RBCs coated in antigen nanoparticles elicits stronger immune response, Harvard scientists find
Scientists have found ways to attach chemical payloads to red blood cells (RBCs) in recent years which can then be delivered to specific organs or tissues. The latest development comes from scientists from the Wyss Institute at Harvard University, who have developed a new way to produce vaccines – their technique involves loading RBCs with antigens that they can then use to generate a specific immune response
RBCs carry neutralised pathogens to the spleen, where they’re passed onto antigen-presenting cells (APCs). From there, white blood cells (WBCs) also within the spleen learn to recognize these antigens, which are the molecules of a pathogen that the body uses to launch a counter-attack. This new system ensures an improved the immune response against those pathogens.
The system is named Erythrocyte-Driven Immune Targeting (EDIT).The antigen-loaded nanoparticles are made of polystyrene and coated with an antigenic protein called ovalbumin. The RBCs also had to express a lipid molecule called phosphatidyl serine (PS) in just the right amounts – too much and the spleen would register the RBCs as damaged and destroy them.
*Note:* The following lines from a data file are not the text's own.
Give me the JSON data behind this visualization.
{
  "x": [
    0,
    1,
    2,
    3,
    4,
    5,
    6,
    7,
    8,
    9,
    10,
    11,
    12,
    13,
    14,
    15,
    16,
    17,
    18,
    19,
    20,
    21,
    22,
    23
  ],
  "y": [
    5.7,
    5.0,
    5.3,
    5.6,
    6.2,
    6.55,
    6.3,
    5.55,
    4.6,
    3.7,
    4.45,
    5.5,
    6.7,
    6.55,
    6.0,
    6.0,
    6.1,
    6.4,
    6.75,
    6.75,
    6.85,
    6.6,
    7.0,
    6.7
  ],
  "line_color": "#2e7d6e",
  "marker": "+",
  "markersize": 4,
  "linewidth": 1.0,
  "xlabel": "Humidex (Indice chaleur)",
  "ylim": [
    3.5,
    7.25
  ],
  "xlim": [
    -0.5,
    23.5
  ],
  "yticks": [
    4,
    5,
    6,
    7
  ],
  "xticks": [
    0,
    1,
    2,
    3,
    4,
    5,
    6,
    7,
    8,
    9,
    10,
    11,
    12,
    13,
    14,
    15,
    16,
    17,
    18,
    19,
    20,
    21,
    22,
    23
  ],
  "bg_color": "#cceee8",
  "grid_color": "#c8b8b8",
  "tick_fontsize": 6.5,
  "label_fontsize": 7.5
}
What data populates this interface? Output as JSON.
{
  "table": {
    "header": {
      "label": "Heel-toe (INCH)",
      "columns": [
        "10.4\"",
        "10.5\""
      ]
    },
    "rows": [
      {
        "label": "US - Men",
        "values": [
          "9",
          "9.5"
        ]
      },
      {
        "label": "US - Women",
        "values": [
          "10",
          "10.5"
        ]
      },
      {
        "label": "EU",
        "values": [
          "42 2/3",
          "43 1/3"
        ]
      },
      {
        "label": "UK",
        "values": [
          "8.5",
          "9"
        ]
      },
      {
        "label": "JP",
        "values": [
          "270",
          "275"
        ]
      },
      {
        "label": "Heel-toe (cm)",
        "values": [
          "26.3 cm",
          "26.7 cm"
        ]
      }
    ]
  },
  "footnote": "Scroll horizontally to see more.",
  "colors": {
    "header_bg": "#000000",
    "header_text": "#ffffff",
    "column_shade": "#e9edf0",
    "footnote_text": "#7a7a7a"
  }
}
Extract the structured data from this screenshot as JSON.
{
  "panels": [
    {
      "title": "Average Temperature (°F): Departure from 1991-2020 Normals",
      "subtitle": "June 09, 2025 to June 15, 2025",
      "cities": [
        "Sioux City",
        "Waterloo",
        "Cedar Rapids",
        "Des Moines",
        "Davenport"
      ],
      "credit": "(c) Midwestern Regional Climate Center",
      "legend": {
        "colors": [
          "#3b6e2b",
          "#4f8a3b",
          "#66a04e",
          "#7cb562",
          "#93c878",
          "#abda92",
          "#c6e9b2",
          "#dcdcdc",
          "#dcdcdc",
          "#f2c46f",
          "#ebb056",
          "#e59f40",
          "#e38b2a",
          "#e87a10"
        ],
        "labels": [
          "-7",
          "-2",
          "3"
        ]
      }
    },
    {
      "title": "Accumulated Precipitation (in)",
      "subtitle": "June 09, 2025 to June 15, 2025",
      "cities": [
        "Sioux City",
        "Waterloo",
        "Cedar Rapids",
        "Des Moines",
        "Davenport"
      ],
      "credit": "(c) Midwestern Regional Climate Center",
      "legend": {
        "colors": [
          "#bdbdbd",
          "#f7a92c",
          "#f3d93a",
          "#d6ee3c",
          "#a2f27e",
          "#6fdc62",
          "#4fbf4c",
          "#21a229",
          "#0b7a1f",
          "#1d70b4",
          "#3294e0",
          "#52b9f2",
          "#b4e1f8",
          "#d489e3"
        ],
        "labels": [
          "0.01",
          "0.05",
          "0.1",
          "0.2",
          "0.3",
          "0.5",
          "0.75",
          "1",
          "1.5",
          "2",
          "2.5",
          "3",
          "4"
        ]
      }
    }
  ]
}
In tests on mice, the antigen nanoparticles accumulated and remained in the spleen for 24 hours after injection. The team found that the amount of EDIT RBCs in the body didn’t change. That shows that they weren’t being destroyed by the spleen.
Mice that had received the EDIT treatment also had eight times more ovalbumin T cells than mice that had just received the nanoparticles not attached to RBCs, and 2.2 times higher than in mice that had received no treatment. More antibodies against ovalbumin were also found in the blood of the EDIT mice than the others.
Most importantly, after injecting the mice with lymphoma cells, the scientists noticed that tumours grew three times slower in mice that had received EDIT than in the control or free nanoparticle groups. The EDIT mice also had lower numbers of viable cancer cells in their bodies.
The scientists believe that the new technique could be used as a new delivery system for vaccines targeting a range of infections and illnesses. But the real advantage is that it works without adjuvants – agents added to vaccines to boost the immune response – which could help speed up vaccine development.